What were the faces in the walls of Ynefel but a sort of Shadow, bound to the Lines and the wards, protecting what became a fortress, from which Barrakketh had ruled… had redrawn its Lines, made them to stand against all its enemies… but not everything had Barrakketh redrawn. He had laid down the Lines of Althalen, built the Wall at Modeyneth.

But Men called the Quinaltine hill their own, and defended it, war after war, until a great fortress grew there, and all those Shadows went into the earth.

He drew a great breath. For a moment to his eyes he could see Ynefel as it had been. He could see the land as it had been when there was no Ylesuin and when Elwynor's name was Meliseriedd, and a chill breathed over his nape.

He led Men not all of whom were deaf: Cevulirn and Crissand were very close to him no matter where they rode, the one half their column distant and the other at his very knee, no difference at all. They maintained a quiet, wary presence, learning, but not, perhaps, apprehending all he feared. They were in the greatest danger, and it wrung his heart that he could find no words that would both tell them and restrain them from the curiosity that would plunge them over the brink into a fight they could not win.

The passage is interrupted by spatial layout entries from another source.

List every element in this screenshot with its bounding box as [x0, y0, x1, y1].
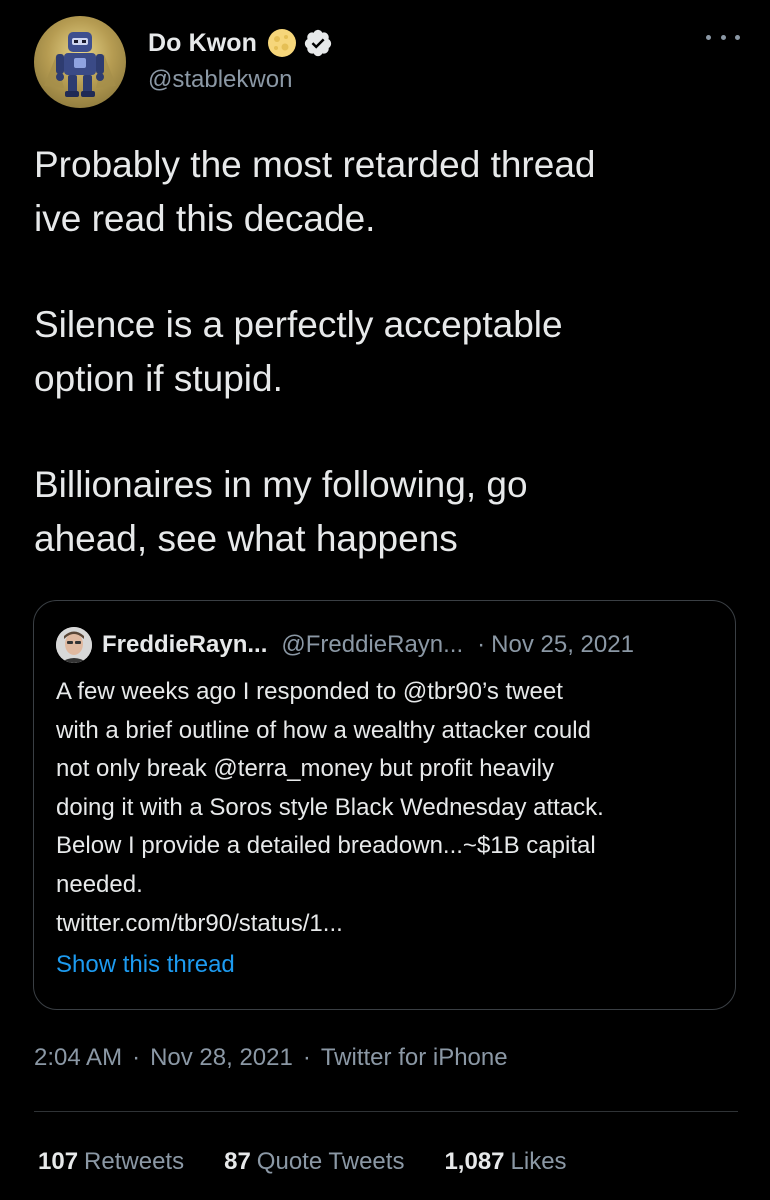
quote-tweets-label: Quote Tweets — [256, 1148, 405, 1175]
likes-label: Likes — [510, 1148, 567, 1175]
quoted-text-line: needed. — [56, 870, 143, 898]
moon-emoji-icon — [267, 28, 297, 58]
quote-tweets-count: 87 — [224, 1148, 251, 1175]
quoted-author-handle[interactable]: @FreddieRayn... — [281, 631, 463, 659]
tweet-text: Probably the most retarded thread ive re… — [34, 138, 744, 566]
tweet-date[interactable]: Nov 28, 2021 — [150, 1044, 293, 1071]
quoted-text-line: doing it with a Soros style Black Wednes… — [56, 793, 604, 821]
likes-count: 1,087 — [444, 1148, 505, 1175]
verified-badge-icon — [303, 28, 333, 58]
quoted-tweet-text: A few weeks ago I responded to @tbr90’s … — [56, 673, 716, 943]
quoted-tweet-header: FreddieRayn... @FreddieRayn... · Nov 25,… — [56, 627, 634, 663]
tweet-paragraph: Billionaires in my following, go ahead, … — [34, 464, 528, 559]
author-avatar[interactable] — [34, 16, 126, 108]
quote-tweets-stat[interactable]: 87 Quote Tweets — [224, 1148, 404, 1176]
divider — [34, 1111, 738, 1112]
face-avatar-image — [56, 627, 92, 663]
show-thread-link[interactable]: Show this thread — [56, 951, 235, 979]
tweet-source-app[interactable]: Twitter for iPhone — [321, 1044, 508, 1071]
separator-dot: · — [477, 631, 486, 658]
tweet-metadata: 2:04 AM · Nov 28, 2021 · Twitter for iPhone — [34, 1044, 508, 1072]
author-info: Do Kwon @stablekwon — [148, 26, 333, 94]
retweets-count: 107 — [38, 1148, 79, 1175]
more-options-icon[interactable] — [706, 30, 740, 44]
quoted-author-name[interactable]: FreddieRayn... — [102, 631, 267, 659]
quoted-text-line: with a brief outline of how a wealthy at… — [56, 716, 591, 744]
tweet-paragraph: Silence is a perfectly acceptable option… — [34, 304, 563, 399]
quoted-tweet-date[interactable]: Nov 25, 2021 — [491, 631, 634, 659]
retweets-stat[interactable]: 107 Retweets — [38, 1148, 184, 1176]
quoted-tweet-link[interactable]: twitter.com/tbr90/status/1... — [56, 905, 716, 944]
quoted-text-line: A few weeks ago I responded to @tbr90’s … — [56, 678, 563, 705]
tweet-paragraph: Probably the most retarded thread ive re… — [34, 144, 596, 239]
author-name-row: Do Kwon — [148, 26, 333, 60]
tweet-header: Do Kwon @stablekwon — [34, 16, 744, 112]
likes-stat[interactable]: 1,087 Likes — [444, 1148, 566, 1176]
tweet-time[interactable]: 2:04 AM — [34, 1044, 122, 1071]
quoted-text-line: not only break @terra_money but profit h… — [56, 755, 554, 783]
quoted-tweet-card[interactable]: FreddieRayn... @FreddieRayn... · Nov 25,… — [33, 600, 736, 1010]
separator-dot: · — [132, 1044, 141, 1071]
separator-dot: · — [302, 1044, 311, 1071]
quoted-author-avatar[interactable] — [56, 627, 92, 663]
retweets-label: Retweets — [84, 1148, 185, 1175]
author-handle[interactable]: @stablekwon — [148, 66, 333, 94]
robot-avatar-image — [44, 32, 116, 97]
author-display-name[interactable]: Do Kwon — [148, 29, 257, 58]
engagement-stats: 107 Retweets 87 Quote Tweets 1,087 Likes — [38, 1148, 567, 1176]
quoted-text-line: Below I provide a detailed breadown...~$… — [56, 832, 596, 860]
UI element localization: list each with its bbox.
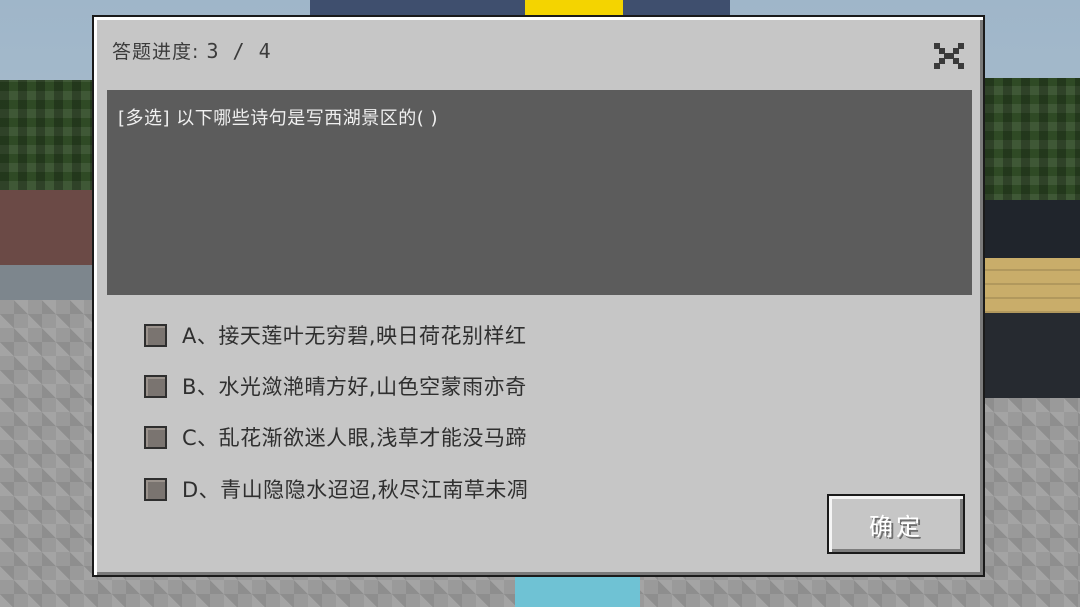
confirm-label: 确定 [869,512,923,541]
player-hand [515,575,640,607]
question-panel: [多选] 以下哪些诗句是写西湖景区的( ) [107,90,972,295]
progress-label: 答题进度: [112,41,200,63]
option-b[interactable]: B、水光潋滟晴方好,山色空蒙雨亦奇 [144,371,527,401]
yellow-block-top [525,0,623,16]
checkbox-d[interactable] [144,477,167,501]
close-icon[interactable] [932,39,966,73]
leaf-blocks-left [0,80,95,190]
option-c-label: C、乱花渐欲迷人眼,浅草才能没马蹄 [182,426,527,450]
confirm-button[interactable]: 确定 [827,494,965,554]
option-a[interactable]: A、接天莲叶无穷碧,映日荷花别样红 [144,320,527,350]
quiz-dialog: 答题进度: 3 / 4 [多选] 以下哪些诗句是写西湖景区的( ) A、接天莲叶… [92,15,985,577]
option-d[interactable]: D、青山隐隐水迢迢,秋尽江南草未凋 [144,474,528,504]
option-d-label: D、青山隐隐水迢迢,秋尽江南草未凋 [182,478,529,502]
option-c[interactable]: C、乱花渐欲迷人眼,浅草才能没马蹄 [144,422,527,452]
roof-blocks-top [310,0,730,16]
brick-wall-left [0,190,95,265]
quiz-progress: 答题进度: 3 / 4 [112,37,272,64]
progress-value: 3 / 4 [206,39,272,63]
dark-block-right-lower [985,313,1080,398]
stone-wall-left [0,265,95,300]
question-text: [多选] 以下哪些诗句是写西湖景区的( ) [118,108,439,129]
plank-block-right [985,258,1080,313]
option-a-label: A、接天莲叶无穷碧,映日荷花别样红 [182,324,527,348]
dark-block-right [985,200,1080,258]
checkbox-a[interactable] [144,323,167,347]
leaf-blocks-right [985,78,1080,203]
checkbox-b[interactable] [144,374,167,398]
checkbox-c[interactable] [144,425,167,449]
option-b-label: B、水光潋滟晴方好,山色空蒙雨亦奇 [182,375,527,399]
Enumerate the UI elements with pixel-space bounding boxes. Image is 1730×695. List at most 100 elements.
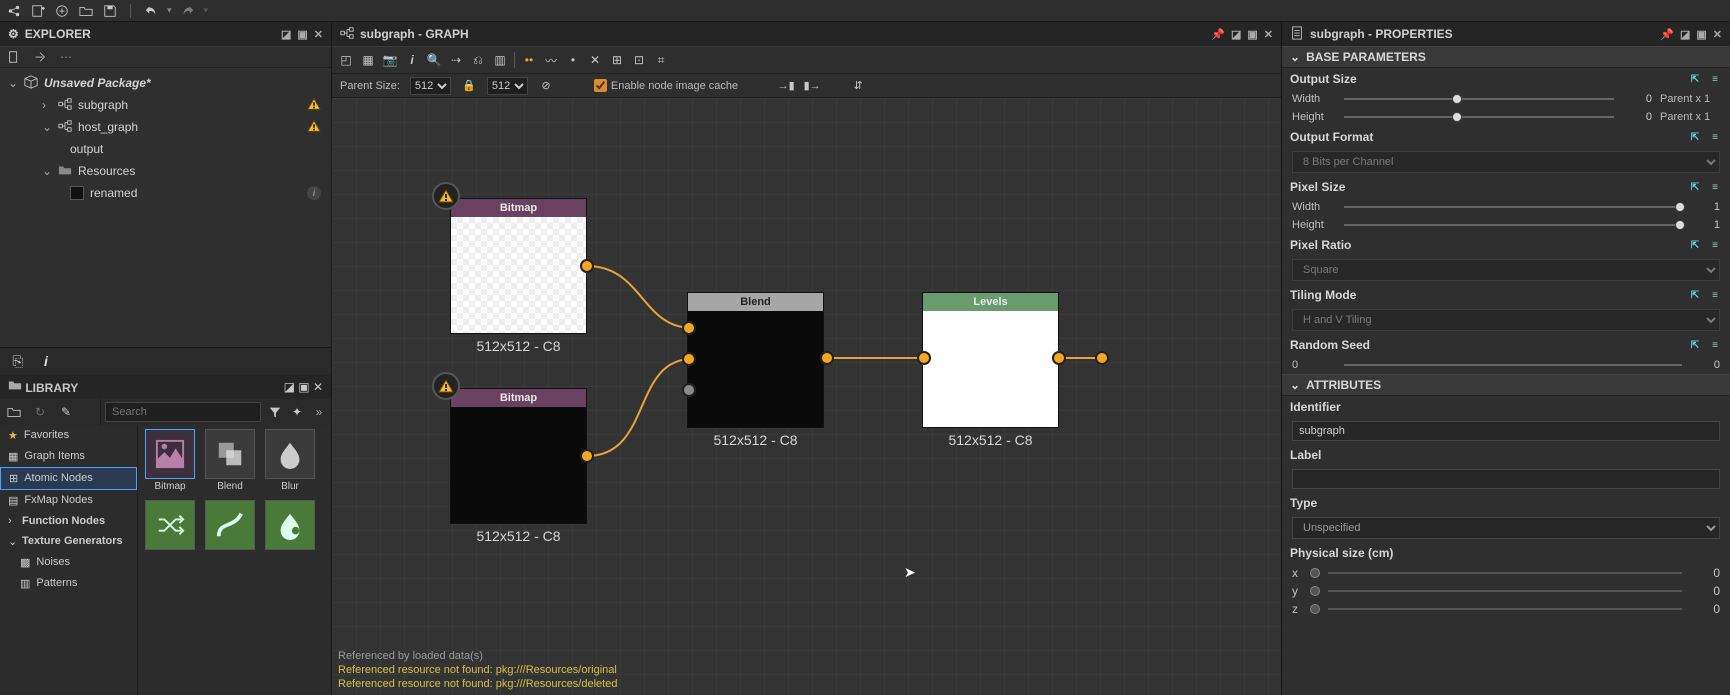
inherit-icon[interactable]: ⇱ [1688, 338, 1702, 352]
port-out[interactable] [820, 351, 834, 365]
inherit-icon[interactable]: ⇱ [1688, 72, 1702, 86]
port-in[interactable] [917, 351, 931, 365]
grid-icon[interactable]: ⊞ [609, 52, 625, 68]
filter-icon[interactable] [267, 404, 283, 420]
prop-pixel-width[interactable]: Width 1 [1282, 198, 1730, 216]
pin-icon[interactable]: 📌 [1211, 28, 1225, 41]
tree-item-resources[interactable]: ⌄ Resources [0, 160, 331, 182]
port-in-mask[interactable] [682, 383, 696, 397]
link-icon[interactable]: ⇢ [448, 52, 464, 68]
frame-icon[interactable]: ▦ [360, 52, 376, 68]
star-add-icon[interactable]: ✦ [289, 404, 305, 420]
export-icon[interactable] [32, 49, 48, 65]
lib-cat-fxmap[interactable]: ▤FxMap Nodes [0, 490, 137, 511]
size-b-select[interactable]: 512 [487, 77, 528, 95]
lib-tile-shuffle[interactable] [142, 500, 198, 550]
menu-icon[interactable]: ≡ [1708, 130, 1722, 144]
save-icon[interactable] [102, 3, 118, 19]
prop-phys-x[interactable]: x0 [1282, 564, 1730, 582]
hierarchy-icon[interactable]: ⇵ [850, 78, 866, 94]
lib-cat-atomic[interactable]: ⊞Atomic Nodes [0, 467, 137, 490]
tree-item-hostgraph[interactable]: ⌄ host_graph [0, 116, 331, 138]
inherit-icon[interactable]: ⇱ [1688, 130, 1702, 144]
maximize-icon[interactable]: ▣ [1247, 28, 1257, 41]
dot-icon[interactable]: • [565, 52, 581, 68]
lib-tile-hsl[interactable] [262, 500, 318, 550]
close-icon[interactable]: ✕ [1713, 28, 1722, 41]
reset-icon[interactable]: ⊘ [538, 78, 554, 94]
section-base-parameters[interactable]: ⌄BASE PARAMETERS [1282, 46, 1730, 68]
close-icon[interactable]: ✕ [314, 28, 323, 41]
node-bitmap-1[interactable]: Bitmap [450, 198, 587, 334]
maximize-icon[interactable]: ▣ [1696, 28, 1706, 41]
more-icon[interactable]: » [311, 404, 327, 420]
share-icon[interactable] [6, 3, 22, 19]
lib-tile-curve[interactable] [202, 500, 258, 550]
dock-icon[interactable]: ◪ [284, 380, 295, 394]
tree-item-output[interactable]: output [0, 138, 331, 160]
menu-icon[interactable]: ≡ [1708, 72, 1722, 86]
chevron-down-icon[interactable]: ⌄ [42, 120, 52, 134]
lock-icon[interactable]: 🔒 [461, 78, 477, 94]
folder-add-icon[interactable] [6, 404, 22, 420]
tool-icon[interactable]: ⎘ [10, 353, 26, 369]
type-select[interactable]: Unspecified [1292, 517, 1720, 539]
cache-checkbox[interactable]: Enable node image cache [594, 79, 738, 92]
node-blend[interactable]: Blend [687, 292, 824, 428]
port-in[interactable] [682, 352, 696, 366]
search-input[interactable] [105, 402, 261, 422]
info-i-icon[interactable]: i [44, 353, 48, 369]
snap-icon[interactable]: ⊡ [631, 52, 647, 68]
chevron-down-icon[interactable]: ⌄ [8, 76, 18, 90]
node-bitmap-2[interactable]: Bitmap [450, 388, 587, 524]
in-icon[interactable]: →▮ [778, 78, 794, 94]
edit-icon[interactable]: ✎ [58, 404, 74, 420]
prop-seed[interactable]: 0 0 [1282, 356, 1730, 374]
chevron-right-icon[interactable]: › [42, 98, 52, 112]
pin-icon[interactable]: 📌 [1660, 28, 1674, 41]
redo-icon[interactable] [180, 3, 196, 19]
info-icon[interactable]: i [404, 52, 420, 68]
lib-cat-noises[interactable]: ▩Noises [0, 552, 137, 573]
lib-cat-texgen[interactable]: ⌄Texture Generators [0, 531, 137, 552]
lib-cat-function[interactable]: ›Function Nodes [0, 511, 137, 531]
output-format-select[interactable]: 8 Bits per Channel [1292, 151, 1720, 173]
dock-icon[interactable]: ◪ [1680, 28, 1690, 41]
lib-tile-blur[interactable]: Blur [262, 429, 318, 492]
pixel-ratio-select[interactable]: Square [1292, 259, 1720, 281]
gear-icon[interactable]: ⚙ [8, 27, 19, 41]
prop-width[interactable]: Width 0 Parent x 1 [1282, 90, 1730, 108]
doc-icon[interactable] [6, 49, 22, 65]
lib-cat-patterns[interactable]: ▥Patterns [0, 573, 137, 594]
port-out[interactable] [1052, 351, 1066, 365]
open-icon[interactable] [78, 3, 94, 19]
menu-icon[interactable]: ≡ [1708, 338, 1722, 352]
out-icon[interactable]: ▮→ [804, 78, 820, 94]
node-levels[interactable]: Levels [922, 292, 1059, 428]
inherit-icon[interactable]: ⇱ [1688, 180, 1702, 194]
close-icon[interactable]: ✕ [313, 380, 323, 394]
label-input[interactable] [1292, 469, 1720, 489]
tree-item-renamed[interactable]: renamed i [0, 182, 331, 204]
prop-height[interactable]: Height 0 Parent x 1 [1282, 108, 1730, 126]
cross-icon[interactable]: ✕ [587, 52, 603, 68]
port-in[interactable] [682, 321, 696, 335]
lib-cat-favorites[interactable]: ★Favorites [0, 425, 137, 446]
align-icon[interactable]: ▥ [492, 52, 508, 68]
maximize-icon[interactable]: ▣ [297, 28, 307, 41]
menu-icon[interactable]: ≡ [1708, 238, 1722, 252]
prop-pixel-height[interactable]: Height 1 [1282, 216, 1730, 234]
size-a-select[interactable]: 512 [410, 77, 451, 95]
maximize-icon[interactable]: ▣ [298, 380, 309, 394]
snapshot-icon[interactable]: 📷 [382, 52, 398, 68]
port-out[interactable] [580, 259, 594, 273]
tree-package[interactable]: ⌄ Unsaved Package* [0, 72, 331, 94]
inherit-icon[interactable]: ⇱ [1688, 288, 1702, 302]
lib-tile-blend[interactable]: Blend [202, 429, 258, 492]
more-icon[interactable]: ⋯ [58, 49, 74, 65]
curve-icon[interactable]: 〰 [543, 52, 559, 68]
close-icon[interactable]: ✕ [1264, 28, 1273, 41]
node-link-icon[interactable]: •• [521, 52, 537, 68]
magnet-icon[interactable]: ⌗ [653, 52, 669, 68]
menu-icon[interactable]: ≡ [1708, 288, 1722, 302]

All the friends he loved and most regarded were in danger. Every one of them was in danger of his life; but the wizard-gifted went in peril of their souls and their honor… and for them he was increasingly afraid.

Go back now, he might say; and he might try to face it alone. He might survive. He might drive it in retreat.

But to take this army back left Cefwyn with no help against the Men that had joined this Shadow of magic, and collectively, if they did not fight the Shadow and win, then none of them would wish to see the rule that presence would impose. Hewas the only barrier against the attention it wished to pay the world: Mauryl and the Sihhë-lords had stood against it as long as anyone remembered, and now he did, and he knew now beyond a doubt that this contest was for his life and its existence.

And oh, he loved this life, as he loved these men, as he loved the world and he would not yield it while there was any will left him, but when the battle came, he knew how far it would take him. Knowing how thin the curtain was that divided the gray space from the world, and on how thin a thread the present order of time itself was strung, he cherished the voices around him and the creature under him. Knowing everything could ravel and fly away from his grasp, he savored every scent in the air he breathed, from the damp forest earth to the smell of horses and leather and oiled metal, the scent of the woods and the meadows as they woke, waterlogged and cold, from winter. He found wonder in the light on Dys' black hide and on the bare boughs of the trees. He looked out at the subtle grays and browns of the forest, finding shades as subtle as a wren's wing and evergreen dark and stubborn at the woods' edge—and there, oh, like a remembrance of summer, an unlovely sapling had half-broken buds.

Everything he loved was around him and he loved all he saw, the kiss of a chill breeze and the warmth and glitter of a noon sun, the harsh voices of soldiers at their midday rest, the soft sound of a horse greeting its master, the voices of friends and the laughter of men who knew the same as he did that these days of march together might be all that remained to them in the world.